From Cambridge to Eternity: “The Law of Diminishing Returns 02”
In various regards on the supply side,
we doubt that the law of diminishing returns has anything to do with the economy
in general and the economic growth in particular. In this age of softness,
moreover, the lion’s share of GDP is taken by services at least in
Anglo-America; something like 75% to 80%. What’s service got to do with it, the
law of diminishing returns? At any rate, some of us may recall the “network effect,”
the polar opposite of the famous law, in most every service industries.
Vice Versa. Suppose we are running on the job of cutting cookies. In general, the combination is one hand (h) with one cutter (c): For the sake of convenience, let us assume that “the capital to labor ratio,” often denoted as k= K/ L, initially to be the unity (k= 1c/ 1h= 1 in naked). The conventional wisdom tells us that when the ratio decreases, i.e. Δk <0, the productivity per hand diminishes (Δq/ Δh ↓), and vice versa. To be complete, the “diminishing returns” are "of" the production factor called “labor,” or vice versa.
The Problem of Taste.
Merely with the supply side, we are not done yet. What if the demand for
threads fades away? Would the law of fame still “control” the factory as before?

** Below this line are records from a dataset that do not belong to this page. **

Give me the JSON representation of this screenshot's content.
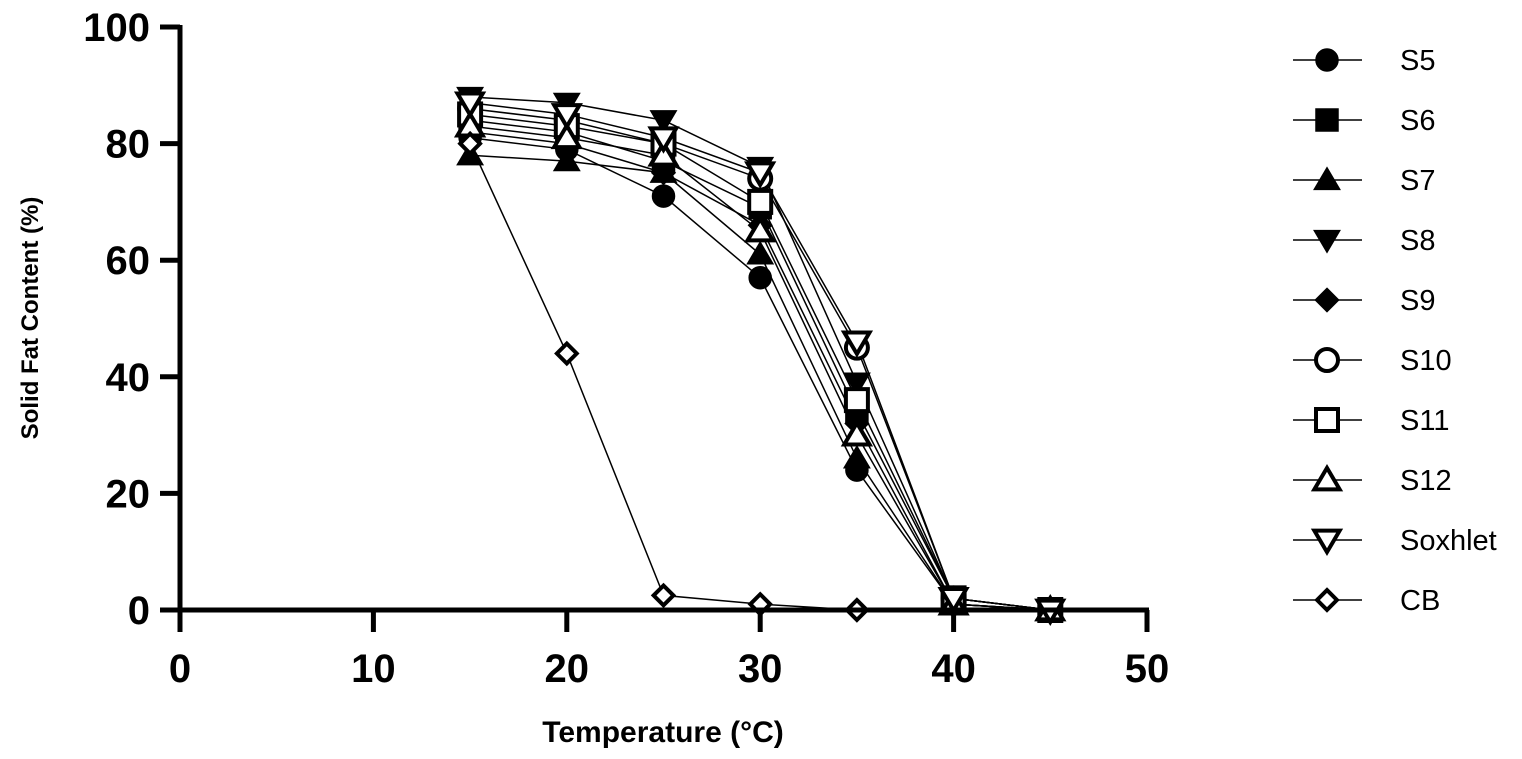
{
  "chart_data": {
    "type": "line",
    "xlabel": "Temperature (°C)",
    "ylabel": "Solid Fat Content (%)",
    "xlim": [
      0,
      50
    ],
    "ylim": [
      0,
      100
    ],
    "xticks": [
      "0",
      "10",
      "20",
      "30",
      "40",
      "50"
    ],
    "yticks": [
      "0",
      "20",
      "40",
      "60",
      "80",
      "100"
    ],
    "grid": false,
    "legend_position": "right",
    "series": [
      {
        "name": "S5",
        "marker": "circle-filled",
        "x": [
          15,
          20,
          25,
          30,
          35,
          40,
          45
        ],
        "y": [
          81,
          79,
          71,
          57,
          24,
          1,
          0
        ]
      },
      {
        "name": "S6",
        "marker": "square-filled",
        "x": [
          15,
          20,
          25,
          30,
          35,
          40,
          45
        ],
        "y": [
          84,
          82,
          77,
          69,
          34,
          2,
          0
        ]
      },
      {
        "name": "S7",
        "marker": "triangle-up-filled",
        "x": [
          15,
          20,
          25,
          30,
          35,
          40,
          45
        ],
        "y": [
          78,
          77,
          75,
          61,
          26,
          1,
          0
        ]
      },
      {
        "name": "S8",
        "marker": "triangle-down-filled",
        "x": [
          15,
          20,
          25,
          30,
          35,
          40,
          45
        ],
        "y": [
          88,
          87,
          84,
          76,
          39,
          2,
          0
        ]
      },
      {
        "name": "S9",
        "marker": "diamond-filled",
        "x": [
          15,
          20,
          25,
          30,
          35,
          40,
          45
        ],
        "y": [
          82,
          80,
          75,
          66,
          32,
          1,
          0
        ]
      },
      {
        "name": "S10",
        "marker": "circle-open",
        "x": [
          15,
          20,
          25,
          30,
          35,
          40,
          45
        ],
        "y": [
          86,
          84,
          80,
          74,
          45,
          2,
          0
        ]
      },
      {
        "name": "S11",
        "marker": "square-open",
        "x": [
          15,
          20,
          25,
          30,
          35,
          40,
          45
        ],
        "y": [
          85,
          83,
          80,
          70,
          36,
          2,
          0
        ]
      },
      {
        "name": "S12",
        "marker": "triangle-up-open",
        "x": [
          15,
          20,
          25,
          30,
          35,
          40,
          45
        ],
        "y": [
          83,
          81,
          78,
          65,
          30,
          1,
          0
        ]
      },
      {
        "name": "Soxhlet",
        "marker": "triangle-down-open",
        "x": [
          15,
          20,
          25,
          30,
          35,
          40,
          45
        ],
        "y": [
          87,
          85,
          81,
          75,
          46,
          2,
          0
        ]
      },
      {
        "name": "CB",
        "marker": "diamond-open",
        "x": [
          15,
          20,
          25,
          30,
          35
        ],
        "y": [
          80,
          44,
          2.5,
          1,
          0
        ]
      }
    ]
  }
}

Which of “the dual monarchs of tastes and technology” (Samuelson and Nordhaus Economics, 2010, p. 28, italics theirs)
would be more whimsical in the Earthly economy?
Would the law of diminishing returns secularly bind the “economic growth per capita,” or y= Y/L, as in a certain celebrated model?
The Heavenly Growth.
As labor has an expiry, so does capital. Crossing the River of Expiration, the time
stops. Nevertheless, the ratio of ex-capital to ex-labor is subject to variation.
First, never take variation (T0 in the time dimension) in Eternity for change (T-1) in Here. Second, the diminishing returns applied to the ex-labor until the 1950s in secular calendar, but to the ex-capital instead ever since the 1960s in secular calendar.
Depending on Who You are.
Incidentally, the equation 1+ 1= 2
would be great news and subsequently earn global fame for the first proposer. Likewise
is the saying, “The sun rises in the east if on Earth.”
Suppose
someone proposes: “The productivity of k
stalls as the ratio of k stalls, if the
economy is zeroed in on the particular factory Thread Maker and Sons & Co. frozen with Arkwright
1.0, and if the taste for threads of general public is invariable.”
First,
don’t mention “vice versa” because there is no way back to 1950s if in Here.
Second,
what will the public response in Here be to such a proposition?
1) "Yah,
got that."
2) Tautology
3) Conventional
wisdom
4) A
rule of thumb
5) A
great theory deserving geo-fame
6) "Never
mind." There exogenous to the factory is
no such thing as “capital-labor ratio.” Nearly everyone but the Emperor is not naked.
Alas,
mathematics in general and statistics in particular are no science, empirical or
otherwise. Confucius say, "You must in the first place get the names correct (正名, zhèngmíng)."